Joachim Triers neuester Film The Worst Person in the World (orig.: Verdens verste menneske) zeigt in vierzehn individuell narrativen Kapiteln einen Lebensabschnitt einer Frau mit all dessen Emotionen. Euphorisch und frei, planlos und spontan, enttäuscht und ausgebrannt, angsterfüllt und gelähmt.
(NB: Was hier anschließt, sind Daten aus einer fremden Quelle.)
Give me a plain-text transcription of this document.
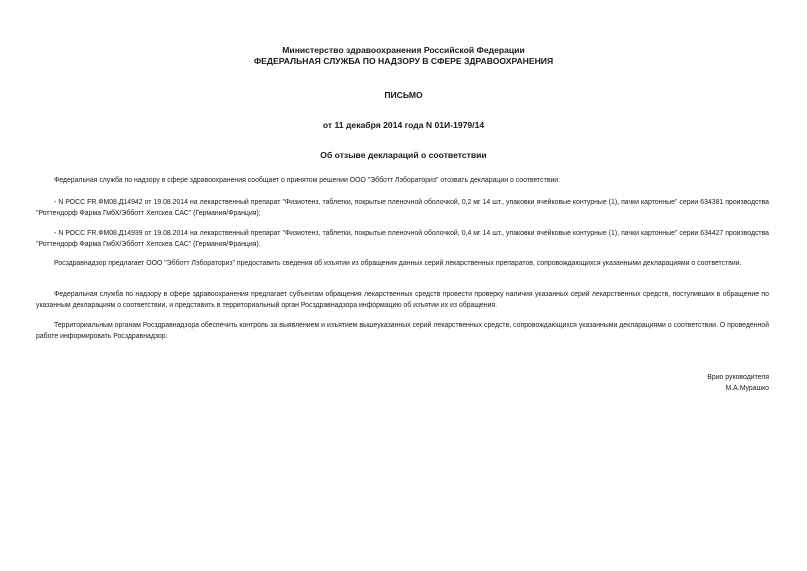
Министерство здравоохранения Российской Федерации
ФЕДЕРАЛЬНАЯ СЛУЖБА ПО НАДЗОРУ В СФЕРЕ ЗДРАВООХРАНЕНИЯ
ПИСЬМО
от 11 декабря 2014 года N 01И-1979/14
Об отзыве деклараций о соответствии
Федеральная служба по надзору в сфере здравоохранения сообщает о принятом решении ООО "Эбботт Лэбораториз" отозвать декларации о соответствии:
- N РОСС FR.ФМ08.Д14942 от 19.08.2014 на лекарственный препарат "Физиотенз, таблетки, покрытые пленочной оболочкой, 0,2 мг 14 шт., упаковки ячейковые контурные (1), пачки картонные" серии 634381 производства "Роттендорф Фарма ГмбХ/Эбботт Хелскеа САС" (Германия/Франция);
- N РОСС FR.ФМ08.Д14939 от 19.08.2014 на лекарственный препарат "Физиотенз, таблетки, покрытые пленочной оболочкой, 0,4 мг 14 шт., упаковки ячейковые контурные (1), пачки картонные" серии 634427 производства "Роттендорф Фарма ГмбХ/Эбботт Хелскеа САС" (Германия/Франция).
Росздравнадзор предлагает ООО "Эбботт Лэбораториз" предоставить сведения об изъятии из обращения данных серий лекарственных препаратов, сопровождающихся указанными декларациями о соответствии.
Федеральная служба по надзору в сфере здравоохранения предлагает субъектам обращения лекарственных средств провести проверку наличия указанных серий лекарственных средств, поступивших в обращение по указанным декларациям о соответствии, и представить в территориальный орган Росздравнадзора информацию об изъятии их из обращения.
Территориальным органам Росздравнадзора обеспечить контроль за выявлением и изъятием вышеуказанных серий лекарственных средств, сопровождающихся указанными декларациями о соответствии. О проведенной работе информировать Росздравнадзор.
Врио руководителя
М.А.Мурашко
Die auf die dreißig zugehende Julie ist ein Freigeist und noch nicht standhaft im Leben angekommen. Alles, was sie anfängt und wodurch sie im Leben gefestigt werden könnte, beendet sie nach kurzer Zeit wieder. Nach vielen Berufs- und Partnerwechseln geht sie eine Beziehung mit Aksel, einem älteren, etablierten Comic-Zeichner, ein. Geprägt von der Angst, gesellschaftliche und familiäre Erwartungen wie das Mutterwerden nicht erfüllen zu können, begibt sie sich auf die Suche nach etwas, was sich ungezwungen anfühlt und findet es in Form von Eivind, einem vergebenen Mann. Die Funken sprühen und die Zuschauenden spüren hier ein realistisches Bild von einer, vorerst nicht sexuellen, echten zwischenmenschlichen Verbindung. Mithilfe fesselnder Kameraaufnahmen und einer modernen Cinderella-Analogie wird hier das Gefühl von ‚ich und du, allein auf der Welt, allein gegen die Welt‘ vermittelt. Der Film, der die Form einer romantischen Komödie hat, legt nun Stück für Stück ein komplexes Gewebe aus doppelbödigen Gefühlen und Erfahrungen dar und zeigt, was die Hingabe zu einer Person für Unsicherheiten mit sich bringt. Renate Reinsve legt als Julie eine Wahnsinnsperformance hin und hat zurecht die Auszeichnung „Beste Schauspielerin“ auf dem Cannes Film Festival 2021 erhalten. Ihre differenzierte Art und Weise, Schönheit darzustellen, ist absolut bereichernd.

Julie ist eine Verkörperung der Millenial-Generation, geprägt von existentiellen Ängsten und dem unstillbaren Bedürfnis, den eigenen Platz in der Welt zu finden; mal mithilfe eines ausgefeilten Plans, mal mithilfe eines spontanen Drogen-Trips. Trotz augenscheinlich zufriedenem Leben verspürt die Protagonistin Sehnsucht, und die Zuschauer*innen bekommen stetig das Gefühl vermittelt, dass etwas Unbekanntes, nicht Greifbares fehlt, um vollends glücklich zu sein. Dabei verliert der Film niemals den Bezug zu den ambivalenten und komplexen Denkweisen des menschlichen Wesens. Zentrale Fragen wie „Auf was kann ich stolz sein?“, „Was hinterlasse ich, wenn ich sterbe?“, „Was will ich und wer bin ich?“ werden im Film tiefgehend und mit viel Witz ausführlich durch die nuancierten Charaktere thematisiert. Konfrontationen mit Vergänglichkeit, verschiedenen Formen und Ausdrücken von Liebe, dem Sinn des Lebens und Zeitlosigkeit werden geschickt mithilfe von Symbolen, Metaphern und einfühlender Musik in den Film eingebettet. Der Schauplatz Olso spielt eine wichtige Nebenrolle, da das Set-Design und die Drehorte den Film komplimentieren und die westlichen Weltvorstellungen mit skandinavischem Charme unterstützen.

Der Film fühlt sich an, als würde man auf die beste Art und Weise von einem Güterzug überrollt werden. Joachim Trier und Eskil Vogt zeigen unverblümt und roh, wie schmerzhaft irritierend und wunderschön das Leben spielt. Obwohl der Film nur einen Lebensabschnitt zeigt, schafft er es, eine große Bandbreite an Emotionen und Situationen zu zeigen, sodass es den Zuschauer*innen leicht fällt, sich in die Geschichte hineinzudenken und zu identifizieren.